AIST sfrutterà i propri brevetti, la propria base di conoscenze sull'IA e le connessioni con produttori di componenti giapponesi per la produzione del futuro supercomputer. Inoltre, l'istituto giapponese aiuterà a garantire che i futuri supercomputer quantistici vengano adottati dalle aziende e dalle industrie nipponiche, offrendo formazione alle aziende e facendo pressione per l'adozione del quantistico da parte delle compagnie giapponesi.
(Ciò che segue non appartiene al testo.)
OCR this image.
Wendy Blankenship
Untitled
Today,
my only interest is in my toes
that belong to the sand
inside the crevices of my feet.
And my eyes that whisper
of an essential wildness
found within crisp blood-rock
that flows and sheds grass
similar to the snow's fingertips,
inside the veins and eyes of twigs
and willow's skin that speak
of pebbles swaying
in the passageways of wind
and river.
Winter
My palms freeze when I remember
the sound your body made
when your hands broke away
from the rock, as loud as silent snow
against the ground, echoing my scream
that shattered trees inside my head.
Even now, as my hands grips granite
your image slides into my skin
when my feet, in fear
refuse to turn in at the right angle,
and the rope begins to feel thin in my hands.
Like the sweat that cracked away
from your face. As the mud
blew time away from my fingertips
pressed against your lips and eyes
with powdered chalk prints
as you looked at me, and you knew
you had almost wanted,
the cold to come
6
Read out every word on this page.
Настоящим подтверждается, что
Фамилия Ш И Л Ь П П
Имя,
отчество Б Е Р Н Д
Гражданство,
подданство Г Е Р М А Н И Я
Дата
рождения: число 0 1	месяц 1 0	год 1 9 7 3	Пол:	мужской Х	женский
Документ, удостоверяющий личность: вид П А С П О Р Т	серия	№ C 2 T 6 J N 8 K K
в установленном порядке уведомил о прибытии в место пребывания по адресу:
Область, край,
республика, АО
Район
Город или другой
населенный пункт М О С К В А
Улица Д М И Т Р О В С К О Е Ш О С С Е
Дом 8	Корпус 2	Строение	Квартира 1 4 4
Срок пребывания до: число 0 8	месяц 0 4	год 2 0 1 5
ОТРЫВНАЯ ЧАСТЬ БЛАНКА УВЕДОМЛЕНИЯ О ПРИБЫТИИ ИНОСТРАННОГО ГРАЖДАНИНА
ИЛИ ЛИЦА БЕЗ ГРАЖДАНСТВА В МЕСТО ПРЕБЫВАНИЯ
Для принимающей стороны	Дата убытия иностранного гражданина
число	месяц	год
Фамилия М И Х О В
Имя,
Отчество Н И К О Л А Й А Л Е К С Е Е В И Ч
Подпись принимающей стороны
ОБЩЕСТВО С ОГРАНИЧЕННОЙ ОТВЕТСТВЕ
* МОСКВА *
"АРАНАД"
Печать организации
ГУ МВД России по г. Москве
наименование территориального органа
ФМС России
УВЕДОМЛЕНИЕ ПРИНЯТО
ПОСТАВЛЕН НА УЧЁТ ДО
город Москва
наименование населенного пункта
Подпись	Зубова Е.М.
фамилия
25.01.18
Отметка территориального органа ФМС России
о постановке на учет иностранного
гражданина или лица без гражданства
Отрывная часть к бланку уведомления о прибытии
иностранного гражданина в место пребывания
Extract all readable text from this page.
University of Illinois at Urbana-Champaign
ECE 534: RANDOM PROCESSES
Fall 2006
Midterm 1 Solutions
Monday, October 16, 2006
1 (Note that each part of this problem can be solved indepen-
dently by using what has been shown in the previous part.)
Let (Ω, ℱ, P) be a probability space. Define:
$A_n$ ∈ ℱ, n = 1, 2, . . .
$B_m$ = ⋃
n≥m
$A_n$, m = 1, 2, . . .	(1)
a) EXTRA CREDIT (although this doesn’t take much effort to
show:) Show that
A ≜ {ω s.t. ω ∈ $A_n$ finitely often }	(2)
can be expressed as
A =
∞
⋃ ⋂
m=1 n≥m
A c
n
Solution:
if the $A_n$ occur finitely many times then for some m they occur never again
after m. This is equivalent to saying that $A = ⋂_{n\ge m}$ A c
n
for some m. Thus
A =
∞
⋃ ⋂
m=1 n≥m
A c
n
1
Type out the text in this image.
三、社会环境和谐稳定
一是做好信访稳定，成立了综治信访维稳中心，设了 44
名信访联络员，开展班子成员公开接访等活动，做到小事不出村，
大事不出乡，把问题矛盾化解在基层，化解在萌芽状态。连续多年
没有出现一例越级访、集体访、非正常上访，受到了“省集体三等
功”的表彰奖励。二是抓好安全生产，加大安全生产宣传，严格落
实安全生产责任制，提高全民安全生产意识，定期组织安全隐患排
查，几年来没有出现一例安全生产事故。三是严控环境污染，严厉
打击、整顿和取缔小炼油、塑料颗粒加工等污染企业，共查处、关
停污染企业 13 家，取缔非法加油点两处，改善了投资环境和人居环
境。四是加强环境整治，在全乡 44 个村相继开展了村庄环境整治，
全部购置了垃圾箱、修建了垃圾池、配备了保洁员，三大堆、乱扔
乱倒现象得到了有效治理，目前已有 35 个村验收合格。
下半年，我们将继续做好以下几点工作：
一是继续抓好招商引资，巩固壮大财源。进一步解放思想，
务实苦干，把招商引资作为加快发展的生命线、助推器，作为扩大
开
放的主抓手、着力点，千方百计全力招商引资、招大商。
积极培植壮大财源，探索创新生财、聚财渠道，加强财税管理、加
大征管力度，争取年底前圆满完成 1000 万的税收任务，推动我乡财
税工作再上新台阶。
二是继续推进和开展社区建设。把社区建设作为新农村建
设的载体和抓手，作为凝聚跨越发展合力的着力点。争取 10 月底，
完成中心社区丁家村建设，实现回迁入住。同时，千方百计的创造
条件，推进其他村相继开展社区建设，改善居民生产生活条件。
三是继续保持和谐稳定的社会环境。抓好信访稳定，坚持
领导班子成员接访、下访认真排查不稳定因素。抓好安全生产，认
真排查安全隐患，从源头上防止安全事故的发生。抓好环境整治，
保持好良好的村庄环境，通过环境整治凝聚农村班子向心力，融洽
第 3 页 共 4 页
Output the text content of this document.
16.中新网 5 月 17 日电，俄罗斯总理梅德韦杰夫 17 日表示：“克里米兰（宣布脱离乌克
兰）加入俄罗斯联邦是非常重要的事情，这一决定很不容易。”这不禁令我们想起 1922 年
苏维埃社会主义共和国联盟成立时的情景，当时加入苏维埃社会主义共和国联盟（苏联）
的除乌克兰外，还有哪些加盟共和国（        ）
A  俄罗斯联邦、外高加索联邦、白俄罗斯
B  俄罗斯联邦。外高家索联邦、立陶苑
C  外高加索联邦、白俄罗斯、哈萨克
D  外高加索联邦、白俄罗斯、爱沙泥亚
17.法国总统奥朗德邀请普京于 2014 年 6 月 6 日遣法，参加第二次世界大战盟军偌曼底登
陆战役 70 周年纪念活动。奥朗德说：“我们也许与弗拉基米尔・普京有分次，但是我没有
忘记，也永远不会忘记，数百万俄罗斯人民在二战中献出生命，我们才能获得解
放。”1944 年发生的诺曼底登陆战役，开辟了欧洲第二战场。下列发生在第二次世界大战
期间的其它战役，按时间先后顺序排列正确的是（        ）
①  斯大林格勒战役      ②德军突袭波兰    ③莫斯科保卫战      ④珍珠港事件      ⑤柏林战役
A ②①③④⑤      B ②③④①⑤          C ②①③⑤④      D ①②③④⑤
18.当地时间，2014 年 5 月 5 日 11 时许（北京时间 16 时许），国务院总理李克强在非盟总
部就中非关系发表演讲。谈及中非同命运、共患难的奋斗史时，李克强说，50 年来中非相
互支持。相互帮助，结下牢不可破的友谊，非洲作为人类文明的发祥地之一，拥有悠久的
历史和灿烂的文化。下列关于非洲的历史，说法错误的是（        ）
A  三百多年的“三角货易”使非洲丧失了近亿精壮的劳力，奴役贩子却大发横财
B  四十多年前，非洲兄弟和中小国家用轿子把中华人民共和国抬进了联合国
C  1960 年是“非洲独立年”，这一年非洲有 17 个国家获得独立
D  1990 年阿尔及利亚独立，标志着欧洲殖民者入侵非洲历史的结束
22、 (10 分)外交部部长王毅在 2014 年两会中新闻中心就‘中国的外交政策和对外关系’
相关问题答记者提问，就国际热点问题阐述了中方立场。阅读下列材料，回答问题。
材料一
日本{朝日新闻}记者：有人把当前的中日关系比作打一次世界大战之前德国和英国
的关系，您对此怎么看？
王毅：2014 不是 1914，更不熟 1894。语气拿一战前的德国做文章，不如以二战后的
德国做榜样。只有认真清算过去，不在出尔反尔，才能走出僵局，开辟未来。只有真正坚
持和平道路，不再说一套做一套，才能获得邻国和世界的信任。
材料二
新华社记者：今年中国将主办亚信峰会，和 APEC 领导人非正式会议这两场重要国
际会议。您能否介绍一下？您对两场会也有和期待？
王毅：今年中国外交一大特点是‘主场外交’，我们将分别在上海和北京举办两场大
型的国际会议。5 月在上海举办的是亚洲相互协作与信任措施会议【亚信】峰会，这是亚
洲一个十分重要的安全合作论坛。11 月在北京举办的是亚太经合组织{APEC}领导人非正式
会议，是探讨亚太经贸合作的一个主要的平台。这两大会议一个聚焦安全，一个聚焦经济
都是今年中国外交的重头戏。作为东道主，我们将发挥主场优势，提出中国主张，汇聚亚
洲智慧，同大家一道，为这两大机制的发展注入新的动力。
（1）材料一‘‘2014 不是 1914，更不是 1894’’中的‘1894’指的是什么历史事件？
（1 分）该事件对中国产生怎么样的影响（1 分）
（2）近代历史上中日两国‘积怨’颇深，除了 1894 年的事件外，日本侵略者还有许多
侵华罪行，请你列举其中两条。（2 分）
Questo accesso al cuore dell'industria giapponese sarebbe tra i principali motivi che hanno spinto IBM a firmare l'accordo.

È importante notare che, come in ogni altro settore del calcolo, un numero elevato non rende necessariamente una macchina migliore.

La qualità e l'efficienza dei qubit migliorano rapidamente, motivo per cui IBM ha accantonato i tentativi recenti con computer da 1.000 qubit a favore delle macchine da 133 qubit, che superano i prototipi da 1.000 qubit in termini di qualità ed efficienza. E proprio come le CPU tradizionali utilizzano l'hyper-threading e il caching per migliorare le prestazioni, il calcolo quantistico ha altri metodi che aumentano le prestazioni oltre al semplice aumento del numero di qubit. Infatti, i computer quantistici diventano meno stabili a numeri di qubit più elevati, quindi il futuro del quantistico dipenderà da un'ingegneria intelligente per mantenere stabili e poco costosi i computer da 10.000 qubit e oltre.

La partnership tra IBM e AIST potrebbe avere un impatto significativo sulla crescita e l'adozione del calcolo quantistico. Tuttavia, questa tecnologia ha molta strada da fare prima di diventare utile per i consumatori. Il processore quantistico di IBM del 2021 è stato recentemente superato da un team di ricercatori utilizzando un Commodore 64, dimostrando che IBM e l'intero settore hanno un lungo percorso davanti a loro per arrivare a produrre macchine quantistiche di reale utilità.